Как смертникам жить им до утренних звезд, и тонет подвал, словно клипер. Из мраморных столиков сдвинут помост, и всех угощает гибель. Вертинский ломался, как арлекин, в ноздри вобрав кокаина, офицеры, припудрясь, брали Б-Е-Р-Л-И-Н, подбирая по буквам вина. Первое пили борщи Бордо, багрового, как революция, в бокалах бокастей, чем женщин бедро, виноградки щипая с блюдца. Потом шли: эль, и ром, и ликер — под маузером все есть в буфете. Записывал переплативший сеньор цифры полков на манжете. Офицеры знали — что продают. Россию. И нет России. Полки. И в полках на штыках разорвут. Честь. (Вы не смейтесь, мессия.) Пустые до самого дна глаза знали, что ночи — остаток. И каждую рюмку — об шпоры, как залп в осколки имперских статуй.
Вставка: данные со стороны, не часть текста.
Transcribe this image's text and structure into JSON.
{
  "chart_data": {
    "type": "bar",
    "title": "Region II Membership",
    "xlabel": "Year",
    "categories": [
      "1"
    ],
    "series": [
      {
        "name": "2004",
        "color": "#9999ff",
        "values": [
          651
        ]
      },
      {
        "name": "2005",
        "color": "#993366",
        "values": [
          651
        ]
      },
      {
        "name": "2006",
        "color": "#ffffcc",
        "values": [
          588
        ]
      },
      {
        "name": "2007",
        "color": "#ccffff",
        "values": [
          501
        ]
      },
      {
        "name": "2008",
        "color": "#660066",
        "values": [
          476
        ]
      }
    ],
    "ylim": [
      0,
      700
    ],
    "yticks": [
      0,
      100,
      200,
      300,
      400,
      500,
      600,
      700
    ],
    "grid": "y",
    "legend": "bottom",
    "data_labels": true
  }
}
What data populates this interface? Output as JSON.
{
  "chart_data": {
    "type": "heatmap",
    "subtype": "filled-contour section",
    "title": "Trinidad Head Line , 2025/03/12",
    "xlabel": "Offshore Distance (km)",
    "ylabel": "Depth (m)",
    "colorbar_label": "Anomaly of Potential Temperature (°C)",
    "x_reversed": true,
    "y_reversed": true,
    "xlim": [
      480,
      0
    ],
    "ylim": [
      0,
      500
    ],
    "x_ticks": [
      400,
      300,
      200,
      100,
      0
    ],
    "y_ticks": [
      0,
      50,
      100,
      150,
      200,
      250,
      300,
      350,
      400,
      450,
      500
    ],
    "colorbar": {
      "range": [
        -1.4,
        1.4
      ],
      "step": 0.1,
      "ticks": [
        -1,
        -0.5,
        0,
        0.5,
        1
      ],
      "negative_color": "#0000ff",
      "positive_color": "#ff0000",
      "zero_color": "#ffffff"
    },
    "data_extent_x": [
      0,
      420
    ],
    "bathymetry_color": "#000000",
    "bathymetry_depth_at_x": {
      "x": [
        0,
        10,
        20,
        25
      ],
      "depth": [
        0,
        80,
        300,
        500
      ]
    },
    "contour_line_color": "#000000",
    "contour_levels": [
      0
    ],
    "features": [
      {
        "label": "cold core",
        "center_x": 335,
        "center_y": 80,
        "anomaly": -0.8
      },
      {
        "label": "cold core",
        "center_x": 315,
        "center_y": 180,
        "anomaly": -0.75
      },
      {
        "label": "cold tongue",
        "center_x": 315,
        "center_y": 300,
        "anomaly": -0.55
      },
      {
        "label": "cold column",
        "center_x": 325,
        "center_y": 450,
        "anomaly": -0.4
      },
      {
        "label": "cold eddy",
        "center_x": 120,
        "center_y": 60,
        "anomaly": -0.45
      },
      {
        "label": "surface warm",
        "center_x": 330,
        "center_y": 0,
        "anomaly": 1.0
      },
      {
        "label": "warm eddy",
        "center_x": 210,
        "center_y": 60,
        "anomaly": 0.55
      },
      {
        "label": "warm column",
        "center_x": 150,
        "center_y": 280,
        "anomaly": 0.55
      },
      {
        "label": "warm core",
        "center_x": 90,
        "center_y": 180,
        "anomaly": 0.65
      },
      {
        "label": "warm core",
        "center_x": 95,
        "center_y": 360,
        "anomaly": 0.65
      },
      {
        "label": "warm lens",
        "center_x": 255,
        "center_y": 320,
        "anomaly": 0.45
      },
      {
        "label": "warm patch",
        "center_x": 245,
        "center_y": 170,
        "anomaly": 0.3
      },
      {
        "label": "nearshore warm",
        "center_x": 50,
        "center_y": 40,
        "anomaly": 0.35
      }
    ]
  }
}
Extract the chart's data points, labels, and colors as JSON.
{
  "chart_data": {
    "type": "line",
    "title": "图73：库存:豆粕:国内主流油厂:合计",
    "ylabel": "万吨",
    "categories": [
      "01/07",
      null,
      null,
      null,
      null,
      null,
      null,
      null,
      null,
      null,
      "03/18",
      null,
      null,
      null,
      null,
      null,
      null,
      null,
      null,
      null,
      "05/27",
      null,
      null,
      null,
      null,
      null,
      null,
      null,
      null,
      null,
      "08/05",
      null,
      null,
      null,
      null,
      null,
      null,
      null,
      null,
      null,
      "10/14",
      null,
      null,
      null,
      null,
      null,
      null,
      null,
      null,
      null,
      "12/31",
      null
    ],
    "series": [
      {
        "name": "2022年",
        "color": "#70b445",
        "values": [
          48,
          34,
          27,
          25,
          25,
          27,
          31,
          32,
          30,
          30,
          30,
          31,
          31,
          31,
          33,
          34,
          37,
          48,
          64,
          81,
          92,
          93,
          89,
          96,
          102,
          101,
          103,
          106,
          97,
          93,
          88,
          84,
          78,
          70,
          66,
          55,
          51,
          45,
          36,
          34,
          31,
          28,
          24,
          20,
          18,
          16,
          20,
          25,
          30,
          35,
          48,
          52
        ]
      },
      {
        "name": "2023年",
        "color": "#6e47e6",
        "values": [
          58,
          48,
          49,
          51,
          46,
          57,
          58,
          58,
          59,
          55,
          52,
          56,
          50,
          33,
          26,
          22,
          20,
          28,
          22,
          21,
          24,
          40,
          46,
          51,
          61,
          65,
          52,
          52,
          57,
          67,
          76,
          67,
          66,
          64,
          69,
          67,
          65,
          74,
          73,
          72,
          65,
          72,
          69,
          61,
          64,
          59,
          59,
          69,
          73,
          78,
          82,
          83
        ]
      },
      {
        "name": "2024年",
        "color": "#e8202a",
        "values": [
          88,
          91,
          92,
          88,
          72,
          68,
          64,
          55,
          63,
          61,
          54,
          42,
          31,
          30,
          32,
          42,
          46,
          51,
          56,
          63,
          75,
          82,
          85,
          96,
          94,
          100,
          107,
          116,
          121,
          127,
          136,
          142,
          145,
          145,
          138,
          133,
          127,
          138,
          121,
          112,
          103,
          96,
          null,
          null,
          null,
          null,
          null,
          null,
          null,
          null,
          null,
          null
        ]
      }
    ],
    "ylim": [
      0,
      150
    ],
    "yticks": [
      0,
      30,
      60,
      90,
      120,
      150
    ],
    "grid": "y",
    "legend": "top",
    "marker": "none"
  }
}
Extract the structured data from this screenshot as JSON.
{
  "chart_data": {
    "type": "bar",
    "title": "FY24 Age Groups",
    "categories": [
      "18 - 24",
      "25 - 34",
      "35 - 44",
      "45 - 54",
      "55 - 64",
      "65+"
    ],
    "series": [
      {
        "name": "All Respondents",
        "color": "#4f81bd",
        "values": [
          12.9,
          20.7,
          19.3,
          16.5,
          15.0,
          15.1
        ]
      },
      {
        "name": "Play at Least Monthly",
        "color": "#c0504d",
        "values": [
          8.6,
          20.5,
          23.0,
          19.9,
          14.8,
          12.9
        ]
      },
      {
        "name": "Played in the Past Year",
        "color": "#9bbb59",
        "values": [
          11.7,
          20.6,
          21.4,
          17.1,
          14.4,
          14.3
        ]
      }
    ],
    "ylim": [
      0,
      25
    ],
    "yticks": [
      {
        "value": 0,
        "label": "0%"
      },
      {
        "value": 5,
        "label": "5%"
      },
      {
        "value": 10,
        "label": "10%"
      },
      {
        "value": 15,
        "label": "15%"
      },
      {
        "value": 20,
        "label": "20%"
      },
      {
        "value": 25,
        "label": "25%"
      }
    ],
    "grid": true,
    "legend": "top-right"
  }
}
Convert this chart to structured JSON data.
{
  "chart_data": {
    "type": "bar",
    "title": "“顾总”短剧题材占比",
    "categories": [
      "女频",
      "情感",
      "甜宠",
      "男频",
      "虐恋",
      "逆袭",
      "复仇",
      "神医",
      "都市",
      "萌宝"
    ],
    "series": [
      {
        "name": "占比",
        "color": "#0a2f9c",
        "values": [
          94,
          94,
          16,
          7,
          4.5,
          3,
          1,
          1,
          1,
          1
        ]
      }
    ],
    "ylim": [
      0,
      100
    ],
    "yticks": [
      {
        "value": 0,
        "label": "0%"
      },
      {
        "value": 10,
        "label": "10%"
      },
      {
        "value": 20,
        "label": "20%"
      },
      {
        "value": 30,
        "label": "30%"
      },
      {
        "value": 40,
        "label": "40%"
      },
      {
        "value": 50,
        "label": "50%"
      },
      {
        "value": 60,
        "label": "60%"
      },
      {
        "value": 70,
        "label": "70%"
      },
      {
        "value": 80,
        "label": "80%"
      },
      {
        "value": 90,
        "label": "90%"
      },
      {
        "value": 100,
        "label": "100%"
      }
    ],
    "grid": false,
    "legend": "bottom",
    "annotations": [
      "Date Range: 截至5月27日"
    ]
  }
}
Вошел    человек      огромный,        как Петр, петроградскую    ночь      отряхнувши, пелена дождя ворвалась с ним.      Пот отрезвил капитанские туши. Вертинский кричал, как лунатик во сне, — «Мой дом — это звезды и ветер… О черный, проклятый России снег — я самый последний на свете…» Маяковский шагнул. Он мог быть убит. Но так, как берут бронепоезд, воздвигнутся он на мраморе плит как памятник и как совесть. Он так этой банде рявкнул: «Молчать!» — что слышно стало:    пуст      город. И вдруг, словно эхо, — в дале-о-оких ночах его поддержала «Аврора».

12. XII. 1939 г.

Хлебников в 1921 г.

(Из цикла «Учителя»)

В глубине Украины на заброшенной станции, потерявшей название от немецкого снаряда, возле умершей матери — черной и длинной — окоченевала девочка у колючей ограды.
В привокзальном сквере лежали трупы; она ела веточки и цветы, и в глазах ее, тоненьких и глупых, возник бродяга из темноты.
В золу от костра, розовую, даже голубую, где сдваивались красные червячки, из серой тюремной наволочки он вытряхнул бумаг охапку тугую.
А когда девочка прижалась к овалу теплого света и начала спать, человек ушел — привычно устало, а огонь стихи начал листать.
Он, просвистанный, словно пулями роща, белыми посаженный в сумасшедший дом, сжигал свои марсианские очи, как сжег для ребенка свой лучший том.
Зрачки запавшие. Так медведи в берлогу вжимаются до поры, чтобы затравленными напоследок пойти на рогатины и топоры.